また「電子取引の電子保存の対応については2年の宥恕措置(2024年1月1日から義務化)がとられているのを知っていますか?」との問いには、法人では「知っている」が37.9%、「だいたい知っている」が32.6%と7割以上に認知されているのに対し、個人事業主では「あまり知らない」が28.5%、「知らない」が35.4%と6割以上に知られていないことがわかったという。

  • 法人(n=668)と個人事業主(同512)における宥恕措置の把握状況

    法人(n=668)と個人事業主(同512)における宥恕措置の把握状況

さらに「電子取引の電子保存の対応について、すでに対策や対応方法を決定していますか?」と尋ねたところ、対応方法を「決定している」との回答は法人でも34.4%にとどまり、個人事業主については「決定していない」「今後も対応しない予定」が合わせて6割弱となった。受領した電子の請求書を、何を用いどのように保管するのか、多くの事業者が対応を決めかねていることが判明した。

  • 法人(n=668)と個人事業主(同512)における電子取引の電子保存対応の状況

    法人(n=668)と個人事業主(同512)における電子取引の電子保存対応の状況

法人は半数以上がクラウドサービス導入の意向あり

加えて「電子帳簿保存法の改正を受けて、クラウドサービスを導入しましたか?」との問いに関して、電子帳簿保存法の改正を機にクラウドサービスを「導入した」、または「導入を検討している」との回答は法人で54.4%、個人事業主で29.5%。法人では半数以上に導入の意向が見られるのに対し、個人事業主は3割程度とクラウドサービスの導入における意向は法人に比べて高くないことがわかった。

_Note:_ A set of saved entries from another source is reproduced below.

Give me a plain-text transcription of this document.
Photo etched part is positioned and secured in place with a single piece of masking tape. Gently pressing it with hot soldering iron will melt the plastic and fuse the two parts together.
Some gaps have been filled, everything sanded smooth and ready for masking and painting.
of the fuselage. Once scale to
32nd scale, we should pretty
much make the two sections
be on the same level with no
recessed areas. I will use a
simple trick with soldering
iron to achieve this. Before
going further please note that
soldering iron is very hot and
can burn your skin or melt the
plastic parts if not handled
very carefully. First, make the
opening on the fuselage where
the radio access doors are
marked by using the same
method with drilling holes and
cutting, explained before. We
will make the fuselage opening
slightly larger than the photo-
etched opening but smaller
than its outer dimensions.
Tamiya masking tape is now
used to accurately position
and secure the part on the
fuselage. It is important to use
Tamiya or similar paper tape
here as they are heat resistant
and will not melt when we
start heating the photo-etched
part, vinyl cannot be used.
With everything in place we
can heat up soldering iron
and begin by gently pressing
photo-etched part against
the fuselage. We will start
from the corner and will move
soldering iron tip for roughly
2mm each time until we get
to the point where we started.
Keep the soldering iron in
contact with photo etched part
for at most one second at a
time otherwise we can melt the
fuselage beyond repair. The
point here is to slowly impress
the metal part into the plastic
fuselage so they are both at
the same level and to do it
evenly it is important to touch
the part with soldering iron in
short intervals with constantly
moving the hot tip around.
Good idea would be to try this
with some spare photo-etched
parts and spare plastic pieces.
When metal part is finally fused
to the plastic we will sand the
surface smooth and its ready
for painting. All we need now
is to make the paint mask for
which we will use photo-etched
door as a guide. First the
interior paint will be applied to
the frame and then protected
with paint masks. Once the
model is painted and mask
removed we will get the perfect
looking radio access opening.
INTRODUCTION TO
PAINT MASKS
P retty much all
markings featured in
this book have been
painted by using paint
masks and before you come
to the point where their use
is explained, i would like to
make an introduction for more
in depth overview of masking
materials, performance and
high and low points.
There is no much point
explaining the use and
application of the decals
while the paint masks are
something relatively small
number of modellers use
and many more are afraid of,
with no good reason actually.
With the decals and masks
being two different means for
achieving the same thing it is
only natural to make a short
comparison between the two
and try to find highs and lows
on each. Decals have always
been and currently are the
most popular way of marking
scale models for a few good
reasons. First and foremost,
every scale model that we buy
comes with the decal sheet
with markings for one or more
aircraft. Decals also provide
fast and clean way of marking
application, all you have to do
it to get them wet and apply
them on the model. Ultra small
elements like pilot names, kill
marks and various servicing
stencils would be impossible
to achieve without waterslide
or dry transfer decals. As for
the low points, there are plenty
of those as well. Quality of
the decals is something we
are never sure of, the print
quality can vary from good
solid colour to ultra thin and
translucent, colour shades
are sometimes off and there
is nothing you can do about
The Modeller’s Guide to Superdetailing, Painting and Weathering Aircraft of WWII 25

  • 電帳法改正を受けての法人(n=668)と個人事業主(同512)におけるクラウドサービスの導入状況

    電帳法改正を受けての法人(n=668)と個人事業主(同512)におけるクラウドサービスの導入状況

そして「電子帳簿保存法に対応することは大変だと感じますか?」との質問対しては、法人では「大変だと思う」が40%、「少し大変だと思う」が37.7%、個人事業主も「大変だと思う」が40.7%、「少し大変だと思う」が27.8%との回答があり、どちらも約7割が電子帳簿保存法への対応を大変だと感じていることが判明した。

  • 法人(n=623)と個人事業主(同454)ともに7割が対応を大変だと感じているという

    法人(n=623)と個人事業主(同454)ともに7割が対応を大変だと感じているという

また「電子帳簿保存法への対応において具体的に大変だと感じることを教えてください」と尋ねたところ、法人は「業務フローの変更による従業員への理解促進」が、個人事業主では「紙と電子の証憑の混在」がそれぞれ1位となった。「電子帳簿保存法の要件に対応した業務フローの変更」については法人・個人事業主ともに懸念していることが判明した。

  • 法人(n=593)と個人事業主(同413)ともに業務フローの変更を懸念している

    法人(n=593)と個人事業主(同413)ともに業務フローの変更を懸念している

一方、「今後、電子で受領する請求書の割合を増やしていきたいと思いますか?」という設問に対して法人では「はい」が61.7%と6割以上であるのに対し、個人事業主では「はい」が33.0%と、電子化への意向に差が見られる結果となった。